Walaupun hanya satu botol mineral, pemulung mengambilnya. Walaupun ada satu biji sawit (berondol), petani memungutnya. Walaupun ada satu jam mengajar, guru melakoninya. Nggak mikir nanggung cuma satu. Walaupun sedikit, itu merupakan sumber rezeki. Demi sesuap nasi. Makanan begitu berharga. Jadi, kenapa ada yang buang-buang makanan?
“Bu. Kalau boleh, saya usul. Nasinya nggak usah disebar rata di atas daun pisang ya. Tapi diletakkan di depan orangnya aja Bu,” kataku pada Bu Resi. Penanggungjawab munggahan di sekolah. Ya, waktu itu kami sedang mengadakan munggahan. Munggahan adalah tradisi masyarakat berupa makan-makan menjelang memasuki bulan Ramadhan. Bukan sekadar makan-makan tapi silaturahim.
“Emangnya kenapa Pak?”
“Biasanya Bu kalau disebar itu sering nggak habis, karena kebanyakan,”
“Oh gitu ya, Pak. Mangga aja. Bener tuh, Pak. Takut mubazir ya,”
Munggahan itu tradisi bagus. Kearifan lokal yang perlu dipertahankan. Tapi ada yang perlu diperhatikan. Biasanya banyak makanan yang nggak dimakan lalu dibuang begitu saja.

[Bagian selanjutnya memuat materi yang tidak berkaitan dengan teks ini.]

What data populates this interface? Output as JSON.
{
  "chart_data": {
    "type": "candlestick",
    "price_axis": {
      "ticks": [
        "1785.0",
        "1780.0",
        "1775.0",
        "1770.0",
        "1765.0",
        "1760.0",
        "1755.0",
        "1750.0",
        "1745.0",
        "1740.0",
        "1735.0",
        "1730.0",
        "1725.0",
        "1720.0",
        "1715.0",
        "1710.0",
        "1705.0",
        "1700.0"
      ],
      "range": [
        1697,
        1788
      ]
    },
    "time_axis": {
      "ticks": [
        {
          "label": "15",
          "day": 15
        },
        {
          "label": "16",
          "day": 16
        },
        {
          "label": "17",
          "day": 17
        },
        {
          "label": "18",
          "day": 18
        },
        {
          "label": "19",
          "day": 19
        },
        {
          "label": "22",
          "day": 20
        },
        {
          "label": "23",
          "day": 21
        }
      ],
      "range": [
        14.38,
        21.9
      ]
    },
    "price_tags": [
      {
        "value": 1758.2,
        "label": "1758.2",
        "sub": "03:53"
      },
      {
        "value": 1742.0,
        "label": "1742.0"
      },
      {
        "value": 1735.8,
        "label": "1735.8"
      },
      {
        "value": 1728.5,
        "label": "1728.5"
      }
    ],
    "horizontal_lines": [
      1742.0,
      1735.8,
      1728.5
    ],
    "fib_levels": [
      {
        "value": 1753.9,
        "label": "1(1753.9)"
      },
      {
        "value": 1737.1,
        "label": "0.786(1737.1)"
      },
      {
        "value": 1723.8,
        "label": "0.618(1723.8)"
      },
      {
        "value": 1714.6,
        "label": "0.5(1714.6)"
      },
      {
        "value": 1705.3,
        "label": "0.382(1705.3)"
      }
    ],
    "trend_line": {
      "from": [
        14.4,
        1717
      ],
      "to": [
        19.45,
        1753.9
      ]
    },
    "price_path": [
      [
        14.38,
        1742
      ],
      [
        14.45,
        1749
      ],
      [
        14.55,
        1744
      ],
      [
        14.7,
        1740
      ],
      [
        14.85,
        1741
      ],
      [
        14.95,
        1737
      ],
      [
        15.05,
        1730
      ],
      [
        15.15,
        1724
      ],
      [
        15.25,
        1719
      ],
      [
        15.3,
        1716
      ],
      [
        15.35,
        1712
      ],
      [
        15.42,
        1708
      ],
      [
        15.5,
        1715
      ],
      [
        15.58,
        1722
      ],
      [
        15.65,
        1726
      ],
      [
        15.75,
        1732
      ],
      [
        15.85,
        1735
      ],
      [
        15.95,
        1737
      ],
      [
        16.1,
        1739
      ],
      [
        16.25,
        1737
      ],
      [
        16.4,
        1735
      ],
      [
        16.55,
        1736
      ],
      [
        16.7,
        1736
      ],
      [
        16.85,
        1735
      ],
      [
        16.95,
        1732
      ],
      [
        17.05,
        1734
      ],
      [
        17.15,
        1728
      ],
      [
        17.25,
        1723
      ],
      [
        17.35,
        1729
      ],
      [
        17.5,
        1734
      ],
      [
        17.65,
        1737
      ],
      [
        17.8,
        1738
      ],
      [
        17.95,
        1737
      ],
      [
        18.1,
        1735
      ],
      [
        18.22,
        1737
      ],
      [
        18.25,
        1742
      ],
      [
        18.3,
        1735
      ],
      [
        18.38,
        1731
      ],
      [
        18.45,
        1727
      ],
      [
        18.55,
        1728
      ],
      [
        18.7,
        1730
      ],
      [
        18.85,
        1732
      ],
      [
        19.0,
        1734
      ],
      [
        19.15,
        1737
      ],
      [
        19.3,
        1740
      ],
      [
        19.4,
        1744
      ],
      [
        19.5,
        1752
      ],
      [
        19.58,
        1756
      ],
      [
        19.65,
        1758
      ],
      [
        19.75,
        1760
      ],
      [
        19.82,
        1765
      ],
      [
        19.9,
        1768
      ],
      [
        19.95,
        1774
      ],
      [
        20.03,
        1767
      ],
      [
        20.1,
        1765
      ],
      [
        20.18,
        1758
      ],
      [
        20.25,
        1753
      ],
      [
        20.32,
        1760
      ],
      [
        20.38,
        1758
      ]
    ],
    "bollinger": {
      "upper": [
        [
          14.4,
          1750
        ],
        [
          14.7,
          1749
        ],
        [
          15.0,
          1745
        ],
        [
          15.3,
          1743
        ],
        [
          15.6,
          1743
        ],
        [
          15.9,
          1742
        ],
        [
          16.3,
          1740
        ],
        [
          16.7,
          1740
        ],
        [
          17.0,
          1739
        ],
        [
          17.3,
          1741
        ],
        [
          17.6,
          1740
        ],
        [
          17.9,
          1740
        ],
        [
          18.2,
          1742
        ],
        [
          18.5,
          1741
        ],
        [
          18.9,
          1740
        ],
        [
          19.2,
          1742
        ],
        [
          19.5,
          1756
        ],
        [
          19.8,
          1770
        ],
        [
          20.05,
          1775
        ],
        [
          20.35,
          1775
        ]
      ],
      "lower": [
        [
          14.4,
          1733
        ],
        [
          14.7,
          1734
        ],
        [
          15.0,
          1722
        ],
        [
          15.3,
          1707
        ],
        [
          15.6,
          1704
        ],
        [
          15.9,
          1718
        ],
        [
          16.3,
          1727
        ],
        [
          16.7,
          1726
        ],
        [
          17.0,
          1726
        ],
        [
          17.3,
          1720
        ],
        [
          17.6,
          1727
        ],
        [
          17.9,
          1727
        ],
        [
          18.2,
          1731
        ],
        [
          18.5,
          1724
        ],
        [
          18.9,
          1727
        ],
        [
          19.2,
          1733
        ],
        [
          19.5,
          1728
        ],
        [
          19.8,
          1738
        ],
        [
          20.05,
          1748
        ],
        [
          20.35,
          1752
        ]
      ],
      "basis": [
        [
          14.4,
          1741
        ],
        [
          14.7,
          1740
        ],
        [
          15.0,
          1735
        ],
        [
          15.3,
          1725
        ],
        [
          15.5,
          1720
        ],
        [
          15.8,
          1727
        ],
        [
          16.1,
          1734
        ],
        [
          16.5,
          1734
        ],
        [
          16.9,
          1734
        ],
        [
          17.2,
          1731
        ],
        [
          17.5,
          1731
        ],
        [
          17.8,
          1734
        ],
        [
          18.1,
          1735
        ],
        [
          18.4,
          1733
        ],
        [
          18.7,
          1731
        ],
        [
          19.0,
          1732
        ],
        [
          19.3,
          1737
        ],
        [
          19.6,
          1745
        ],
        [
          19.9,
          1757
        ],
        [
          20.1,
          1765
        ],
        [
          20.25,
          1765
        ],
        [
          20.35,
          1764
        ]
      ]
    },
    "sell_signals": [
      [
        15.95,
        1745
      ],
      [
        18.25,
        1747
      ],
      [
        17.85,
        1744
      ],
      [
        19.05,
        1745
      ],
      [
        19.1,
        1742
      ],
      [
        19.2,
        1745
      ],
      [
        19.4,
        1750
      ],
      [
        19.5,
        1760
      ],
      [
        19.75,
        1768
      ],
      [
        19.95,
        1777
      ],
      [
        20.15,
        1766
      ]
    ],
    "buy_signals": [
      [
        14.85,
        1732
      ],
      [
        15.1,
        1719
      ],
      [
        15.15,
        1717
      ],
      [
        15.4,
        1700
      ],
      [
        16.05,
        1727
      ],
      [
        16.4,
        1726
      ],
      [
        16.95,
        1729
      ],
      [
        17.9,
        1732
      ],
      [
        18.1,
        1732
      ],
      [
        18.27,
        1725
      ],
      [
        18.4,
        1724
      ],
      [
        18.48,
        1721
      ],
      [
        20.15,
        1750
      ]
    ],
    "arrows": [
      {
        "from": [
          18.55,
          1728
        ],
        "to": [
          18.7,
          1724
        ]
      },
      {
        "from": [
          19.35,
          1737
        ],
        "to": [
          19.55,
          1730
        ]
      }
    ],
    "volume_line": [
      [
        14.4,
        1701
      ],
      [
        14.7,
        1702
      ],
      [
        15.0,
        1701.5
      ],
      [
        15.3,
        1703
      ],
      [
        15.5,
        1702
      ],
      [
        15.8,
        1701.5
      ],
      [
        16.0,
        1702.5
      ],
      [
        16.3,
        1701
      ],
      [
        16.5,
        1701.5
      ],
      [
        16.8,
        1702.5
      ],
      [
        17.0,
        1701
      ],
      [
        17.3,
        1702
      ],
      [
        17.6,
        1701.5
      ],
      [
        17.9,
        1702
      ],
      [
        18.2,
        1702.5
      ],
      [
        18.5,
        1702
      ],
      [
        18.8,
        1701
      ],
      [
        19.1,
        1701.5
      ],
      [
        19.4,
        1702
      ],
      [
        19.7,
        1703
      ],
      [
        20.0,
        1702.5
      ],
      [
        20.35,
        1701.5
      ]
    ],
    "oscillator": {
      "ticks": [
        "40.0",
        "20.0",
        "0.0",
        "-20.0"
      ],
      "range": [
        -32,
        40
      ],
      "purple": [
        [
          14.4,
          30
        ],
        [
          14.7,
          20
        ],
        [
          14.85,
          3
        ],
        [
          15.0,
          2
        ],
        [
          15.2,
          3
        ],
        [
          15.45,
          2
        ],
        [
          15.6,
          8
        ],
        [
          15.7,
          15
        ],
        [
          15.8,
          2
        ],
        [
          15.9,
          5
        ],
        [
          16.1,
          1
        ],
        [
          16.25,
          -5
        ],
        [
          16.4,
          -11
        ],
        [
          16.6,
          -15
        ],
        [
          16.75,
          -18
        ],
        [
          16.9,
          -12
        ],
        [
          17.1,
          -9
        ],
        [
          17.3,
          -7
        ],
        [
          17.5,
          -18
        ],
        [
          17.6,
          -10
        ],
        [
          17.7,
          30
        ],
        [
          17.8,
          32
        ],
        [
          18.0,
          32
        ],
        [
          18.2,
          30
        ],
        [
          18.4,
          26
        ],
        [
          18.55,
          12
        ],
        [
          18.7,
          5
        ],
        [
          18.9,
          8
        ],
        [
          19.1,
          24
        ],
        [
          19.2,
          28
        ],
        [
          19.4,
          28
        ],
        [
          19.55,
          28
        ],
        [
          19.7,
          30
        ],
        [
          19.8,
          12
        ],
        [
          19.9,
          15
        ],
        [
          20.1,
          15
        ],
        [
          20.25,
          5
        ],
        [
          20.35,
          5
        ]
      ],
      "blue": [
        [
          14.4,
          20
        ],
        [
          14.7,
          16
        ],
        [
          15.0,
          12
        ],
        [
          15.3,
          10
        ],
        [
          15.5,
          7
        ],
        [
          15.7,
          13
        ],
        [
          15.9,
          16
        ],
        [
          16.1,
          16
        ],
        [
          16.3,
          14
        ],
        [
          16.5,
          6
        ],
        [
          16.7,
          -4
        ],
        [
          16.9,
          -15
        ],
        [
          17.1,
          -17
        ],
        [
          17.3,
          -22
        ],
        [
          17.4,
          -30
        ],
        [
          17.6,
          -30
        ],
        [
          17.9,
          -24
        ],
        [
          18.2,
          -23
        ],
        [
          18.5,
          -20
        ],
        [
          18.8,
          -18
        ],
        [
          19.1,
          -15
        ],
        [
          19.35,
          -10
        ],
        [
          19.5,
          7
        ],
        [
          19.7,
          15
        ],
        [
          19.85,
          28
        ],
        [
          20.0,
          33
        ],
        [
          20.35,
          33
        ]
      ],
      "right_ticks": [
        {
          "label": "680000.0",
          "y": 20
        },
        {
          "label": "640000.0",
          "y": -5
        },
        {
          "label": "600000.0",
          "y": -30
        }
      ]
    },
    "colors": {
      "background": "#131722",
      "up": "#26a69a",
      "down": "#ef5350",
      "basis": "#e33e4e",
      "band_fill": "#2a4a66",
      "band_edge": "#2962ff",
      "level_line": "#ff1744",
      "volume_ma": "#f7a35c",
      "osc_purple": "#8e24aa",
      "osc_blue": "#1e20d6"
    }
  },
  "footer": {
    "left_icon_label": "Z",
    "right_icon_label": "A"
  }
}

Acara munggahan di sekolah kami. Alhamdulillah, ludes.
Mengapa saat kondangan sering mubazir makanan? Bukan cuma nasi tapi juga lauknya. Saat kondangan kan banyak makanan. Berjejer-jejer berbagai menu. Merasa nggak perlu beli atau sedang banyak makanan lalu ngambil makanan sebanyak mungkin.
Bukan nasi atau makanan sendiri. Jadi, walaupun nggak habis, nggak rugi. Mungkin begitu pikirnya.
Demikian perilaku sebagian besar masyarakat kita. Ternyata perilaku ini berdampak pada tingkatan yang lebih besar lho. Ternyata juga, Indonesia merupakan negara terbanyak menghasilkan sampah makanan.
Indonesia adalah negara yang menduduki peringkat kedua tertinggi di dunia dalam hal membuang-buang makanan. Setiap tahun, Indonesia menghasilkan 13 juta ton sisa makanan yang terbuang. Setara dengan 500 kali berat monas. Kalau dirata-ratakan, setiap orang membuang 300 kg sampah makanan setiap tahun.
Pada umumnya, orang menganggap bahwa sampah sisa makanan bukanlah sampah yang berbahaya karena bisa diurai, merupakan sampah organik.
Salah satu peristiwanya adalah ledakan TPA Leuwigajah pada 21 Februari 2005.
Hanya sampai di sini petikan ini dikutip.